Rééquilibrage des prix en août, l'Espagne garde toutefois un avantage de 6-7
centimes du kilo vif sur la moyenne des prix européens.
Aujourd'hui tous les regards sont tournés chaque jour
vers les marchés d'Euronext et de Chicago, le blé matière première
de base est le marché directeur des céréales. Il influence directement l'ensemble
des matières premières alimentaires or, comme l'a écrit la Dépêche Agricole,
"il a perdu la boule" et est rentré dans un jeu de surenchère spéculative qui
s'amplifie par
la psychose du manque, alimentée par
les commentateurs alarmistes du marché. Il faut dire que les professionnels
du milieu n'ont aucun intérêt à nuancer leurs propos, puisque plus grande sera
la volatilité du produit, plus la spéculation sera importante, avec les inévitables
prises de bénéfices des sociétés extérieures à l'agroalimentaire. Tout cela
contribue au final, non seulement à déstabiliser les maillons qui transforment
ces matières premières, mais également à priver les utilisateurs les plus pauvres
des produits alimentaires de base.
Il nous reste à souhaiter 2 choses :
-
que la dépression sur les actions limite les ardeurs
des spéculateurs sur le marché des céréales, de la même façon qu'elle
a fortement influencé la baisse du baril de pétrole. Ces prises de bénéfice
pourraient provoquer un retournement du marché, mais malheureusement pour l'instant,
ce n'est pas le cas.
-
que les besoins importants de la Chine assainissent
durablement les marchés européens et américains, déjà sollicités
pour combler son déficit naissant, sous la double influence des problèmes sanitaires
qu'elle rencontre et de l'augmentation des consommations de viande, liée à la
forte hausse de son pouvoir d'achat. Il ne faut pas oublier que la Chine représente
53 % de la production et de la consommation mondiale.

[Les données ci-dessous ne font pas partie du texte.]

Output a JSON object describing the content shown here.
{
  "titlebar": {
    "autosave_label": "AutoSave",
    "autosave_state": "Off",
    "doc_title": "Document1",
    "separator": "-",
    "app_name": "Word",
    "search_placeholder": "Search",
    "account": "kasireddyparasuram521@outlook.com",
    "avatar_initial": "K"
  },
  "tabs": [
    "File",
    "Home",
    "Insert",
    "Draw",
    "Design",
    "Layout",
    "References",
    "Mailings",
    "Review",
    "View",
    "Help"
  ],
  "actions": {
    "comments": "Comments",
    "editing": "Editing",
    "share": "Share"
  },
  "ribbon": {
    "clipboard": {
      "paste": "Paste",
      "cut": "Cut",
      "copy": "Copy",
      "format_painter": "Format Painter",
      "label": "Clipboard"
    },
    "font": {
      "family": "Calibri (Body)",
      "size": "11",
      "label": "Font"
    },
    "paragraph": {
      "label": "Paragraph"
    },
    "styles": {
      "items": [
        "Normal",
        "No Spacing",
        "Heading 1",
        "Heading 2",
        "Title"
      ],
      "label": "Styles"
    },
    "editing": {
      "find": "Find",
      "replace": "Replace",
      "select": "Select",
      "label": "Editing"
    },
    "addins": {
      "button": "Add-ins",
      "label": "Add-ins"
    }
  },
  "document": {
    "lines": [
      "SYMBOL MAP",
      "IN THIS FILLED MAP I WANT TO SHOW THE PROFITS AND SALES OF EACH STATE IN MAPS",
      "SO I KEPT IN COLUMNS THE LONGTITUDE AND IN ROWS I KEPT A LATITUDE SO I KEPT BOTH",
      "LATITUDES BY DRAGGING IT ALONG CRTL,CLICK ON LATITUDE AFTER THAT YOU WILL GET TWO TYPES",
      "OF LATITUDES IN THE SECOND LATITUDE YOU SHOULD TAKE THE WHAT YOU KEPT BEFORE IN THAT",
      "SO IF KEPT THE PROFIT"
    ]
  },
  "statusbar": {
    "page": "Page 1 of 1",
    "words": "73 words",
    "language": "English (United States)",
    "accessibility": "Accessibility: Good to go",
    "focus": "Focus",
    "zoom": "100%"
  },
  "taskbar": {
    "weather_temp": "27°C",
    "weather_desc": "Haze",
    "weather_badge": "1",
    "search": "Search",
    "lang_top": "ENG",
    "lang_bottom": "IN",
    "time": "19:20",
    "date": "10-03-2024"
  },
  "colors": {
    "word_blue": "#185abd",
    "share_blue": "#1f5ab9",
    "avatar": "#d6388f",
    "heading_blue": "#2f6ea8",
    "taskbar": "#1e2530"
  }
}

Verrons-nous dans la viande la même pénurie que dans les autres matières premières,
c'est probable, mais dans combien de temps ?

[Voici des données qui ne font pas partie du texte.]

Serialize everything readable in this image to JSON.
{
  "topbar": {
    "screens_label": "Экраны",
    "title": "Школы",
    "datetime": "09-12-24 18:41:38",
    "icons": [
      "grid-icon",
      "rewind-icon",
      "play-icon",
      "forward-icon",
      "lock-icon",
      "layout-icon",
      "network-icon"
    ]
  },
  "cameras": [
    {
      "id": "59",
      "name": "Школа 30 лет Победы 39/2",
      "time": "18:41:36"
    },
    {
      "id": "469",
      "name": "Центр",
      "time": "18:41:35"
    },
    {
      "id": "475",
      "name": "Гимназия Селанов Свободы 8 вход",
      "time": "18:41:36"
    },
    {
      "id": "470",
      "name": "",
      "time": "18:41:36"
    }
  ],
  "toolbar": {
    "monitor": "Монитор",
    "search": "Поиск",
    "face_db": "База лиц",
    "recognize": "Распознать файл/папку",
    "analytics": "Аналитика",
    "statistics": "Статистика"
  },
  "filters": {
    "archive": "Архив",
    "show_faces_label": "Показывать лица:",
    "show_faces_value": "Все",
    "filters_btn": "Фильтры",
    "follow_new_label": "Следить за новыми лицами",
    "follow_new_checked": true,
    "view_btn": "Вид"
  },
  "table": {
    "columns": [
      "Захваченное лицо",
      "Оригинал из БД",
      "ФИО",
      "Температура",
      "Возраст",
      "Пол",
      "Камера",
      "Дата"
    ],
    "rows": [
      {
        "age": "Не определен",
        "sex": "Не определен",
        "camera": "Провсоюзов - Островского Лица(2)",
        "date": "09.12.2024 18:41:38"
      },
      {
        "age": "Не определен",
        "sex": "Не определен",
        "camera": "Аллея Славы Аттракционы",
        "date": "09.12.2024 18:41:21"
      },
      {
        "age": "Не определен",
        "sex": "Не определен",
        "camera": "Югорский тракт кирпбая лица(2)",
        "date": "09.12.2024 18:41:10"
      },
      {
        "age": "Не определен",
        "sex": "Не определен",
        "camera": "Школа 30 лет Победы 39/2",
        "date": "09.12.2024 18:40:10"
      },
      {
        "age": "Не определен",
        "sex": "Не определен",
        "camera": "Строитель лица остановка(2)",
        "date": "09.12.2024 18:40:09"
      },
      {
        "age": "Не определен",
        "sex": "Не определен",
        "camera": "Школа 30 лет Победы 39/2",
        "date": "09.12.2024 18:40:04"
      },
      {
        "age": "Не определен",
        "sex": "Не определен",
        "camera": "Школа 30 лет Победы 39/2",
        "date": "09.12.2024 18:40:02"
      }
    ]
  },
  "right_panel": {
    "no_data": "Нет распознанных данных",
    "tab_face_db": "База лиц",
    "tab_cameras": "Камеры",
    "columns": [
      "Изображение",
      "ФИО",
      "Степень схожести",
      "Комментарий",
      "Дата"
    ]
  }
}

En attendant, la situation est pour le moins délicate, et l'inquiétude des éleveurs
grandissante. Je souhaite que tous les maillons de la filière puissent traverser
cette période difficile sans trop souffrir, car
je
suis persuadé qu'à terme, le vent tournera durablement.
C'est sur cette note d'espoir que je termine mon dernier commentaire sur ce
site. En effet, après 4 années, j'ai décidé de céder ma place aux spécialistes
économiques de l'IFIP, qui continueront à vous informer chaque mois sur les
évolutions économiques de la profession à partir de leur base de données.
Hilaire Herbert
Vous pouvez réagir à ce commentaire et aux comparaisons des prix payés à
l'éleveur sur le forum de
discussion
NDLR: ceci est le dernier commentaire d'Hilaire HERBERT ....ou presque car
3trois3.com compte bien avoir de temps en temps son avis sur la situation économique
du porc. La rubrique "table ronde d'experts" qui sera publiée
dans les semaines ou mois à venir lui sera ouverte. Nous tenons
à remercier très vivement et amicalement Hilaire HERBERT pour
ces 4 années de commentaires, tantôt optimistes, tantôt
provocateurs, parfois inquiets...mais toujours honnêtes et justes en tenant
compte des contraintes économiques de l'ensemble dess intervenants de
la filière: il est largement responsable de l'audience de cette rubrique
auprès des éleveurs de porcs. Merci Monsieur Herbert, merci Hilaire!